Today I made assets for this website.
I made these buttons.
and these other assets
I was supposed to be continuing my thoughts on agency and writing my papers but I didn't really until later this night. I did however have a lot of fun making these assets.
I can probably finish my absolutely mandatory work tonight if I actually do it.
below is some of the notes I had on Kevin O'Regan and Alva Noë, 'What Is It Like To See: A Sensorimotor Theory of Perceptual Experience' Links to an external site. --- ‘What It Is like to See: A Sensorimotor Theory of Perceptual Experience’ OReganNoe
Physical processes to felt aspects of sensory experience. O Regan Noe describes the feel of driving a porsche and says and notes that in some instances, when you are driving the Porsche, you are not necessarily doing anything in the interaction, but you are still having the experience of driving a Porsche
I think here again with the Porsche driving, we have something which was examined in the software agency literature that I looked at last time, and that is persistence. This reminds me a lot of the waiting EEG potential, Contingent Negative Variation. Maybe there could be a kind of study done with contingent negative variation, which says something for the ideas of persistence in agents. Could this kind of be outside of the temporally extended pattern described a paragraph later?
I am unsure about the comment, “it comes to seem doubtful that the Porsche-driving experience is the sort of thing that can be generated by activity in the brain,” though I know and understand why it is in here. I do like the idea of vision here acting as a give or take within the environment, because it gives me a few questions in analogy with vision. In that see seems to have lots of meanings, including noticing aspects, and experiencing. They do note that experience is not generated in the brain as a solution to the issue of experience being in the brain. I kind of think that’s funny, but I cannot argue against it at this point. I am sure that this will be better explained in the paper, or on this assumption, maybe the point is less to talk about what experience is and instead just elucidate what makes certain experiences physically intertwined in different sorts of ways.

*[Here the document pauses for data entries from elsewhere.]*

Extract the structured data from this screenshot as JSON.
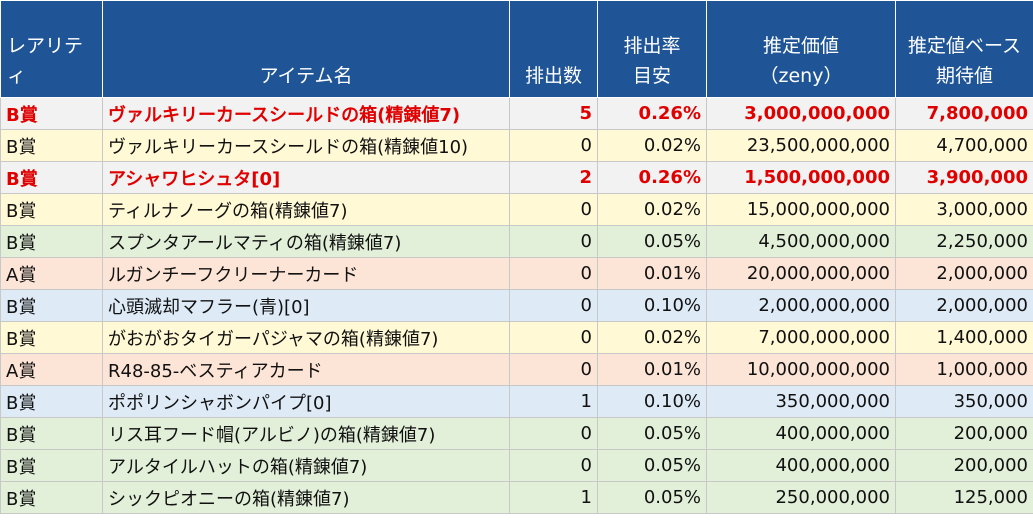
{
  "headers": {
    "rarity": "レアリティ",
    "item_name": "アイテム名",
    "count": "排出数",
    "rate_line1": "排出率",
    "rate_line2": "目安",
    "value_line1": "推定価値",
    "value_line2": "（zeny）",
    "expected_line1": "推定値ベース",
    "expected_line2": "期待値"
  },
  "colors": {
    "header_bg": "#1f5597",
    "row_gray": "#f2f2f2",
    "row_yellow": "#fff9d6",
    "row_green": "#e2f0d9",
    "row_pink": "#fce4d6",
    "row_blue": "#deebf7",
    "highlight_text": "#e10000"
  },
  "rows": [
    {
      "rarity": "B賞",
      "name": "ヴァルキリーカースシールドの箱(精錬値7)",
      "count": "5",
      "rate": "0.26%",
      "value": "3,000,000,000",
      "expected": "7,800,000",
      "bg": "#f2f2f2",
      "highlight": true
    },
    {
      "rarity": "B賞",
      "name": "ヴァルキリーカースシールドの箱(精錬値10)",
      "count": "0",
      "rate": "0.02%",
      "value": "23,500,000,000",
      "expected": "4,700,000",
      "bg": "#fff9d6",
      "highlight": false
    },
    {
      "rarity": "B賞",
      "name": "アシャワヒシュタ[0]",
      "count": "2",
      "rate": "0.26%",
      "value": "1,500,000,000",
      "expected": "3,900,000",
      "bg": "#f2f2f2",
      "highlight": true
    },
    {
      "rarity": "B賞",
      "name": "ティルナノーグの箱(精錬値7)",
      "count": "0",
      "rate": "0.02%",
      "value": "15,000,000,000",
      "expected": "3,000,000",
      "bg": "#fff9d6",
      "highlight": false
    },
    {
      "rarity": "B賞",
      "name": "スプンタアールマティの箱(精錬値7)",
      "count": "0",
      "rate": "0.05%",
      "value": "4,500,000,000",
      "expected": "2,250,000",
      "bg": "#e2f0d9",
      "highlight": false
    },
    {
      "rarity": "A賞",
      "name": "ルガンチーフクリーナーカード",
      "count": "0",
      "rate": "0.01%",
      "value": "20,000,000,000",
      "expected": "2,000,000",
      "bg": "#fce4d6",
      "highlight": false
    },
    {
      "rarity": "B賞",
      "name": "心頭滅却マフラー(青)[0]",
      "count": "0",
      "rate": "0.10%",
      "value": "2,000,000,000",
      "expected": "2,000,000",
      "bg": "#deebf7",
      "highlight": false
    },
    {
      "rarity": "B賞",
      "name": "がおがおタイガーパジャマの箱(精錬値7)",
      "count": "0",
      "rate": "0.02%",
      "value": "7,000,000,000",
      "expected": "1,400,000",
      "bg": "#fff9d6",
      "highlight": false
    },
    {
      "rarity": "A賞",
      "name": "R48-85-ベスティアカード",
      "count": "0",
      "rate": "0.01%",
      "value": "10,000,000,000",
      "expected": "1,000,000",
      "bg": "#fce4d6",
      "highlight": false
    },
    {
      "rarity": "B賞",
      "name": "ポポリンシャボンパイプ[0]",
      "count": "1",
      "rate": "0.10%",
      "value": "350,000,000",
      "expected": "350,000",
      "bg": "#deebf7",
      "highlight": false
    },
    {
      "rarity": "B賞",
      "name": "リス耳フード帽(アルビノ)の箱(精錬値7)",
      "count": "0",
      "rate": "0.05%",
      "value": "400,000,000",
      "expected": "200,000",
      "bg": "#e2f0d9",
      "highlight": false
    },
    {
      "rarity": "B賞",
      "name": "アルタイルハットの箱(精錬値7)",
      "count": "0",
      "rate": "0.05%",
      "value": "400,000,000",
      "expected": "200,000",
      "bg": "#e2f0d9",
      "highlight": false
    },
    {
      "rarity": "B賞",
      "name": "シックピオニーの箱(精錬値7)",
      "count": "1",
      "rate": "0.05%",
      "value": "250,000,000",
      "expected": "125,000",
      "bg": "#e2f0d9",
      "highlight": false
    }
  ]
}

I am a bit hesitant about participating a bit here, but I do think it could be good for clarifying the kinds of thoughts that are necessary for moving around understanding sensory stimuli. I am hesitant because lots of signals show things like unconscious recognition, and you cannot really stop your eyes from seeing, even when you close them, they are just seeing a different thing.
“In the next sections we shall define in greater detail what seeing consists in. We shall distinguish one aspect of the activity of seeing which can be related to what psychologists call "sensation", and one aspect which can be related to what they call "perception". “ Clarifying the plot here
something that has been interesting me recently is the idea of persistence in software agents. This is the idea that you keep the program continuously running in order for it to be able to take action when a host is not present. This reminds me of both the airplane seeking and the driving Porsche example in that your experience seems to be continuous in that it persists even when you are not acting or are not able to get information to work with, necessarily in order to be aware when this information comes without being turned on or something analogous to that in humans. Mastery of sensorimotor contingencies seems to be very much a kind of version of persistence.
Has the Innsbruck inversion experiment but with one eye flipped. I like the idea of mastery residing in the body is something we've talked about before. This is also directly related to the kinds of things in thinking of perception as an exercise of mastery. In that it kind of is being able to be situated in the environment.
maybe something to discuss more would be the binding problem. I am a bit intrested in the problems with association.